Open source is making its way into more and more enterprises with cheap, robust alternatives to solutions offered by proprietary software vendors. Read this article to learn about eight open-source companies worth watching in the areas of Web search, server virtualization, data integration, collaboration software and e-mail.
Company name: Apatar
Founded: February 2007
Location: Chicopee, Massachusetts.
What does the company offer? Tools that let customers integrate information from in-house applications or data sources with those hosted on the Web.
Why is it worth watching? Apatar makes it easier to form partnerships by more effectively sharing data across applications, says Nucleus Research Vice President Rebecca Wetteman. "With the proliferation of on-demand applications, there is a lot of valuable data -- and potential partnerships -- out there on the Web," she says. "But it's hard to form partnerships, because data integration between the enterprise and Web-based applications is difficult.
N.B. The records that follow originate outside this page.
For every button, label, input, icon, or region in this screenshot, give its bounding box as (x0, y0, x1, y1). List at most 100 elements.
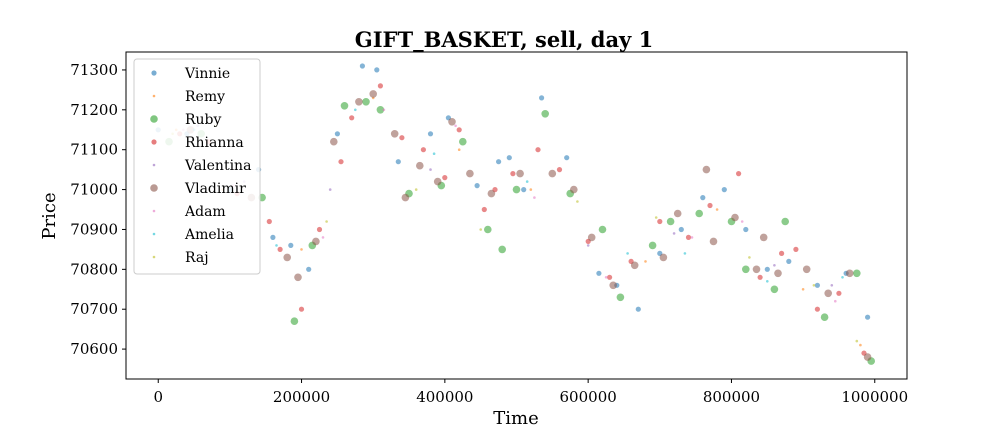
point-vladimir-3 (294, 273, 302, 282)
point-rhianna-12 (442, 175, 448, 181)
point-vinnie-5 (288, 242, 294, 248)
point-raj-8 (812, 284, 816, 287)
legend: Vinnie Remy Ruby Rhianna Valentina Vladimir Ad… (133, 58, 261, 275)
point-valentina-2 (328, 188, 332, 191)
point-raj-9 (855, 339, 859, 343)
y-tick-label: 70800 (70, 260, 118, 278)
points-layer (155, 63, 875, 365)
point-vladimir-18 (587, 233, 596, 242)
point-valentina-3 (429, 168, 432, 171)
point-adam-6 (604, 276, 608, 279)
point-vladimir-5 (330, 137, 338, 146)
series-rhianna (177, 83, 867, 356)
point-rhianna-3 (266, 218, 272, 225)
x-tick-label: 400000 (416, 388, 473, 406)
legend-label-amelia: Amelia (184, 227, 234, 243)
y-tick-label: 71300 (70, 61, 118, 79)
legend-marker-rhianna (151, 139, 157, 145)
legend-marker-amelia (152, 232, 156, 236)
point-vladimir-10 (416, 161, 424, 170)
point-vladimir-32 (863, 353, 872, 361)
point-vladimir-27 (759, 233, 768, 242)
point-vladimir-22 (673, 209, 682, 218)
point-adam-7 (690, 236, 694, 239)
y-tick-label: 70900 (70, 220, 118, 238)
y-tick-label: 71200 (70, 101, 118, 119)
point-rhianna-27 (779, 250, 785, 256)
point-vinnie-11 (427, 131, 434, 137)
point-vladimir-20 (630, 261, 639, 270)
point-ruby-20 (695, 209, 703, 218)
legend-label-rhianna: Rhianna (185, 135, 244, 151)
x-tick-label: 1000000 (841, 388, 908, 406)
point-rhianna-29 (814, 306, 821, 312)
point-adam-3 (382, 108, 386, 112)
plot-frame (125, 51, 908, 380)
x-axis-ticks: 0 200000 400000 600000 800000 1000000 (153, 379, 908, 406)
point-rhianna-11 (420, 147, 426, 153)
point-rhianna-13 (456, 127, 462, 133)
point-ruby-3 (290, 317, 299, 326)
point-vinnie-10 (395, 159, 401, 165)
point-vinnie-6 (306, 266, 312, 272)
point-vinnie-17 (539, 95, 545, 101)
y-axis-ticks: 70600 70700 70800 70900 71000 71100 71200 71300 (70, 61, 126, 358)
point-rhianna-20 (607, 274, 613, 280)
legend-marker-raj (152, 255, 156, 259)
point-vladimir-24 (709, 237, 718, 246)
point-vladimir-7 (369, 90, 378, 98)
point-remy-8 (801, 288, 805, 291)
point-vladimir-23 (702, 165, 711, 174)
point-ruby-6 (362, 98, 370, 106)
point-vladimir-9 (401, 193, 410, 202)
point-ruby-10 (459, 137, 467, 146)
point-vinnie-26 (743, 226, 749, 233)
point-vladimir-14 (487, 189, 496, 198)
point-vladimir-30 (824, 289, 832, 298)
point-amelia-1 (275, 244, 278, 247)
point-remy-7 (715, 208, 719, 211)
series-remy (174, 96, 862, 347)
point-adam-5 (533, 196, 536, 199)
point-amelia-5 (626, 252, 629, 255)
point-vladimir-31 (845, 269, 854, 278)
point-rhianna-25 (736, 171, 742, 177)
point-vladimir-6 (355, 98, 363, 106)
point-rhianna-28 (793, 246, 799, 252)
point-rhianna-7 (338, 159, 344, 165)
point-vinnie-14 (496, 159, 502, 165)
y-axis-label: Price (39, 192, 60, 239)
point-amelia-3 (432, 152, 436, 155)
chart-title: GIFT_BASKET, sell, day 1 (355, 27, 653, 52)
point-raj-4 (479, 228, 483, 231)
point-rhianna-10 (399, 135, 405, 141)
point-vladimir-19 (609, 281, 617, 290)
series-vladimir (186, 90, 872, 361)
point-amelia-2 (354, 108, 357, 112)
legend-label-remy: Remy (185, 89, 225, 105)
legend-label-adam: Adam (184, 204, 226, 220)
point-vinnie-27 (764, 266, 770, 272)
point-amelia-6 (683, 252, 687, 255)
point-raj-5 (576, 200, 579, 203)
point-rhianna-30 (836, 290, 842, 296)
point-rhianna-17 (535, 147, 541, 153)
point-amelia-4 (525, 180, 529, 183)
point-vinnie-4 (270, 234, 276, 240)
point-vinnie-13 (474, 183, 480, 189)
point-vinnie-15 (506, 155, 512, 161)
point-valentina-5 (672, 232, 676, 235)
point-remy-9 (859, 343, 862, 347)
point-adam-9 (834, 299, 837, 303)
point-remy-6 (644, 260, 647, 263)
legend-marker-adam (152, 209, 156, 213)
point-vladimir-25 (731, 213, 739, 222)
point-vladimir-29 (802, 265, 811, 274)
point-ruby-23 (770, 285, 779, 294)
point-rhianna-24 (707, 202, 713, 209)
point-remy-4 (457, 148, 461, 151)
point-amelia-8 (841, 276, 844, 279)
y-tick-label: 70600 (70, 340, 118, 358)
legend-label-vladimir: Vladimir (184, 181, 246, 197)
point-ruby-17 (616, 293, 625, 302)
Apatar bridges this gap by eliminating duplicate data, filtering, naming and storing Web-based data."
How did the company get its start? CEO Renat Khasanshyn previously headed Altoros Systems, which ran projects for customers who needed integration between databases and applications but could not afford expensive data-integration tools from vendors like IBM and Informatica. Altoros' work was done manually and was thus error-prone and ineffective in the long run, Khasanshyn says. He became convinced that cost-conscious businesses would use an open-source data-integration solution based on software tools rather than manual coding.
How did the company get its name? By Khasanshyn's own admission, the name was inspired by "boring marketing research." "About five short names, with six characters or less, which start with 'A', are easy to remember and have a .com, or .org domains available were offered for voting to about 20 people," he says.
"They were asked to select the most attractive and easy to remember name. Although Apatar was not the leader most of the time, it demonstrated consistent results [second or third choice] in more than 70 percent of the votes."
CEO and background: Khasanshyn, who immigrated to the United States in 2001, was vice president of engineering at PriMed, a discount insurance company in Tampa, Fla., and CEO of Altoros Systems, a distributed product life-cycle management company.
Funding: US$500,000 from Altoros, Khasanshyn and co-founder Andrei Yurkevich.
Who's using the product? 250 users, including Autodesk, Kenya.com and R.R. Donnelley.